The patch also moves the Truncate call around and that happens on all archs for which outbufs_mmap.go is compiled - Maybe that is why?

alvaroaleman avatar Jul 20 '22 22:07 alvaroaleman

Thanks. Could be. Could you try just moving the Truncate call without the rest of the change? Thanks.

cherrymui avatar Jul 20 '22 22:07 cherrymui

@cherrymui yes, reducing the patch to only the changes in outbufs_mmap.go as shown below is enough to make the issue go away. Thanks for taking the time to look into this btw!

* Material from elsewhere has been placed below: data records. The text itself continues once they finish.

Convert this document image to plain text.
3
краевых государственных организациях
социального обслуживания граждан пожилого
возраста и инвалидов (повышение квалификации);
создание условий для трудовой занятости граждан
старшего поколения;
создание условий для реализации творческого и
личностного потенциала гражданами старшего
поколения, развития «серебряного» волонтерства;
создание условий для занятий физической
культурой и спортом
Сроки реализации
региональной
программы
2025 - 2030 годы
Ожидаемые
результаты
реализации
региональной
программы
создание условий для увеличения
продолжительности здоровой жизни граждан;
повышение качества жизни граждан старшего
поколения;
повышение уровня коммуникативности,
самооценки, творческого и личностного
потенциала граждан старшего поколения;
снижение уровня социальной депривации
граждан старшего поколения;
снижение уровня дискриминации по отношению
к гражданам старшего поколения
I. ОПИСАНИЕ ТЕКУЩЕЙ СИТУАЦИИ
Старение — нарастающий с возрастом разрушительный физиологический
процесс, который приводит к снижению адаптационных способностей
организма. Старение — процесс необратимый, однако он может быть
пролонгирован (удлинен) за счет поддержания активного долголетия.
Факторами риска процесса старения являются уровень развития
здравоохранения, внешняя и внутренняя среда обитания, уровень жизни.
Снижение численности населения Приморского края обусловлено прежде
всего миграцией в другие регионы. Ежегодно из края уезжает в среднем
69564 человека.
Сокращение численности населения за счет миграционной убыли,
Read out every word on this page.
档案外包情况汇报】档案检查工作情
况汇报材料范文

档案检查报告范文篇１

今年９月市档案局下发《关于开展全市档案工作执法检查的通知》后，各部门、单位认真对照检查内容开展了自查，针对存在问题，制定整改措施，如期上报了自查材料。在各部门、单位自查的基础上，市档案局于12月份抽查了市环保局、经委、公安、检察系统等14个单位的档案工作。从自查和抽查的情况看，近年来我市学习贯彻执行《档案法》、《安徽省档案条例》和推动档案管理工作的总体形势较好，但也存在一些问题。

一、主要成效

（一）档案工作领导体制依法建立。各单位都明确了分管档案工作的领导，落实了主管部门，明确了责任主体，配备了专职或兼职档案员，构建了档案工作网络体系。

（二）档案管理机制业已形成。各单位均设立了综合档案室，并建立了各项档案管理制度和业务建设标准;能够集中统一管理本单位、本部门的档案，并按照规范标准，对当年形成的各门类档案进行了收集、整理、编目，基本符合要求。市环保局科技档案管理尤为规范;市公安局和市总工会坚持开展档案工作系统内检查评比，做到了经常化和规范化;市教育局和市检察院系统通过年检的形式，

--- a/src/cmd/link/internal/ld/outbuf_mmap.go
+++ b/src/cmd/link/internal/ld/outbuf_mmap.go
@@ -20,6 +20,10 @@ func (out *OutBuf) Mmap(filesize uint64) (err error) {
                out.munmap()
        }
 
+       err = out.f.Truncate(int64(filesize))
+       if err != nil {
+               Exitf("resize output file failed: %v", err)
+       }
        for {
                if err = out.fallocate(filesize); err != syscall.EINTR {
                        break
@@ -33,10 +37,6 @@ func (out *OutBuf) Mmap(filesize uint64) (err error) {
                        return err
                }
        }
-       err = out.f.Truncate(int64(filesize))
-       if err != nil {
-               Exitf("resize output file failed: %v", err)
-       }
        out.buf, err = syscall.Mmap(int(out.f.Fd()), 0, int(filesize), syscall.PROT_READ|syscall.PROT_WRITE, syscall.MAP_SHARED|syscall.MAP_FILE)
        if err != nil {
                return err

alvaroaleman avatar Jul 20 '22 23:07 alvaroaleman